The Lebanese group the United States is now holding responsible for the TWA hijacking, Amal, is little more than a loosely knit umbrella movement of often-competing Shiite factions and chiefs. Its political leader, Nabih Berri, presides over Amal with uncertain authority -- even over some of his own lieutenants.

At least two of Berri's closest associates have been linked by U.S. intelligence sources to the Trans World Airlines hijacking. But it is still unclear what connection the 46-year-old Shiite leader, holder of an American alien green card, or his organization had to the hijacking.

U.S. government efforts to determine responsibility for last Friday's hijacking have been stymied by the shadowy, highly fragmented state of Shiite politics, its welter of competing religious and secular leaders and a longstanding lack of good U.S. intelligence about that community.

Reaching an assessment has also been complicated by the total chaos in Lebanon today, and by Berri's double role as minister of justice in a nonfunctioning government and shaky leader of the main Shiite militia group.

Another confusing factor is mounting evidence that at least two groups, Amal and the more fundamentalist Hezbollah, or Party of God, are each holding some of the American hostages after both groups sent commandos aboard the TWA plane Saturday during its second stop in Beirut.

Amal and Hezbollah, both relatively new groups, have alternatively been military allies and political rivals for influence among the downtrodden Shiites, heretofore Lebanon's lowest class but now emerging possibly as its dominant political force. Many Shiite radicals appear to belong loosely to both, switching allegiance as the occasion warrants.

Complicating intelligence assessments is their practice of using special names when conducting terrorist operations -- names like Islamic Jihad, Soldiers of God and the Hussein Suicide Squad -- to mask their identity and affiliation.

Perhaps the frankest public assessment of what the United States knows, and doesn't know, about the hijacking was given Wednesday when Assistant Secretary of State Richard W. Murphy testifed before the House Foreign Affairs subcommittee on Europe and the Middle East.

Asked about the U.S. view on Berri's involvement, Murphy replied: "It's still not completely clear what his role was at the beginning of the hijacking."

Some U.S. analysts say there are intelligence reports that Berri had at least foreknowledge of the hijacking, but others doubt that he did, pointing to his initial efforts to stop the plane from landing in Beirut.

Despite a stepped-up U.S. intelligence-gathering effort, Murphy said it had not yet been possible to determine "who pushed the botton, who is the master organizer and where he is at this moment."

"Even the Amal organization is more than one group. Responsibility and chain of command are just not there," he said.

In any case, the United States was still not ready to blame Lebanon, Syria or Iran for sponsoring an act of "state terrorism."

"In Lebanon today," Murphy said, "it is certainly not clear a state can be held accountable for the hijacking. We're sifting the evidence."

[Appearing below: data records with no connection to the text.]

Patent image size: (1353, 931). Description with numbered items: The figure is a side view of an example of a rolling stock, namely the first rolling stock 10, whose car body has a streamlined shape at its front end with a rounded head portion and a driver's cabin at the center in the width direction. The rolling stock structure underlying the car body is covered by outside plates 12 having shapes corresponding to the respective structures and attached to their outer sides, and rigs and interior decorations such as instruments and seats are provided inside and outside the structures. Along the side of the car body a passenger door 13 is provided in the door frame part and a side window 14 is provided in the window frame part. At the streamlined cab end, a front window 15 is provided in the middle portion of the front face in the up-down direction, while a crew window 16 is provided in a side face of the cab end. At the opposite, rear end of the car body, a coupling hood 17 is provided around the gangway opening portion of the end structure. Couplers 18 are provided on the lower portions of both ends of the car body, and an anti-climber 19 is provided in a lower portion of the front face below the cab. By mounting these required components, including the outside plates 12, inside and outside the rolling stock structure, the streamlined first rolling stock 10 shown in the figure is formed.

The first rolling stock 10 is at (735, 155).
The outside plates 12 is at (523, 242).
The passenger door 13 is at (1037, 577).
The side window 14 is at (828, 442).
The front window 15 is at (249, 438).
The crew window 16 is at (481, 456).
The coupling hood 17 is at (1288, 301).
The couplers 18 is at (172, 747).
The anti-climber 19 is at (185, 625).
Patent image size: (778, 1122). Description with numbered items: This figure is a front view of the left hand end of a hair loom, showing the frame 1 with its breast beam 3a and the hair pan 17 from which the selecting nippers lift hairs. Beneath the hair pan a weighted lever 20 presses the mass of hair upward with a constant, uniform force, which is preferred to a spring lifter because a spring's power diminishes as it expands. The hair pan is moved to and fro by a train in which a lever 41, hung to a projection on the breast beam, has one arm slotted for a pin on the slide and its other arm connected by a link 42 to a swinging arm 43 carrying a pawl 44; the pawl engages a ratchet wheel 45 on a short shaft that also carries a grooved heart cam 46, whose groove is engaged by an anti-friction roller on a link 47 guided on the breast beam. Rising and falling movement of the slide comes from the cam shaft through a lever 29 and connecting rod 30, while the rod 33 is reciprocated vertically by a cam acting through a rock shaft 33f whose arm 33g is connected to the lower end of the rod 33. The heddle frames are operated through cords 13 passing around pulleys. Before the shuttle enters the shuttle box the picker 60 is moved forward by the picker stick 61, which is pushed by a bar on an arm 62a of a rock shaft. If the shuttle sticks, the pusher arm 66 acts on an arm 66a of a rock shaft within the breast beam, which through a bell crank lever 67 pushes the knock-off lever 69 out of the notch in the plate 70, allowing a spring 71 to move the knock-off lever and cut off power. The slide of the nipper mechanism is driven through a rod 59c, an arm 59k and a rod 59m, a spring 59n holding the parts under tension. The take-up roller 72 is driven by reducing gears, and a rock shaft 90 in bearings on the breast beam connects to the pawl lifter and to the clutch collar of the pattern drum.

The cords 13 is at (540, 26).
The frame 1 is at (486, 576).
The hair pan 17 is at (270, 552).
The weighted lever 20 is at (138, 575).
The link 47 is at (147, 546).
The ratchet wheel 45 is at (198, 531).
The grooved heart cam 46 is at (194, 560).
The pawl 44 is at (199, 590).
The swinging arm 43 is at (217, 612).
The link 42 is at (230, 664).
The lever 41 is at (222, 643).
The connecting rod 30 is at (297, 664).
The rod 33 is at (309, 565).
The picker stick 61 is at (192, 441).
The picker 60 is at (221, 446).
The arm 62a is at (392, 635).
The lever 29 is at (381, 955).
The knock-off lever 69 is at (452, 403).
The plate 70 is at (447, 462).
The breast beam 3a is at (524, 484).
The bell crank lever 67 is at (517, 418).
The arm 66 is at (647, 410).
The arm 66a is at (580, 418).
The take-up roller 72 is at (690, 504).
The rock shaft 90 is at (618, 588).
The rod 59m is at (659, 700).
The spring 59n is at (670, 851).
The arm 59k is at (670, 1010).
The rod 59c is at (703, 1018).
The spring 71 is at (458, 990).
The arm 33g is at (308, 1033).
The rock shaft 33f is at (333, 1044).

For many U.S. analysts, the degree to which Berri or his Amal were behind the hijacking is just as unclear. The Shiite leader at first refused to have anything to do with the hijackers but on the second day switched strategies and sent reinforcement on board the aircraft.

The problem in reaching a judgment about the degree of Amal's complicity is complicated by its past record of involvement in other hijackings and by its loosely organized character -- really a coalition of semi-independent warlords and religious leaders -- that makes it nearly impossible to determine what is done at local initiative and what at the orders of the central leadership.

"It's one of those movements led from the bottom rather than the top," a military analyst said.

Two top Berri aides, one a past master of hijackings, have been mentioned by U.S. analysts as being involved, if not for certain in masterminding the TWA seizure, at least in taking over the operation on behalf of Amal once the plane came to Beirut.

The first is Sheik Hassan Massri, who showed up in the airport control tower to talk to the two original hijackers the first time the plane landed in Beirut. Massri was described by one military analyst as a chief Amal strategist, Berri's "right-hand man" and the director of information for the organization.

The second is Hamza Akl Hamieh, better known locally simply as Hamza, who is the real military leader of all Amal's militia forces in the southern suburbs of Beirut. He has been mentioned by some U.S. officials as the possible organizer of the hijacking.

What makes this plausible is that Hamza, with official Amal blessing, has carried out six previous hijackings, all of them aimed at Libya, to highlight the disappearance there in 1978 of Amal's founder and spiritual leader, the Imam Musa Sadr. The Lebanese Shiites hold Libyan leader Muammar Qaddafi personally responsible for his fate.

Whatever the initial degree of Amal's involvement in the hijacking, it has now taken full responsibility for most of the hostages, thus making itself a clear potential target for any future U.S. retaliation.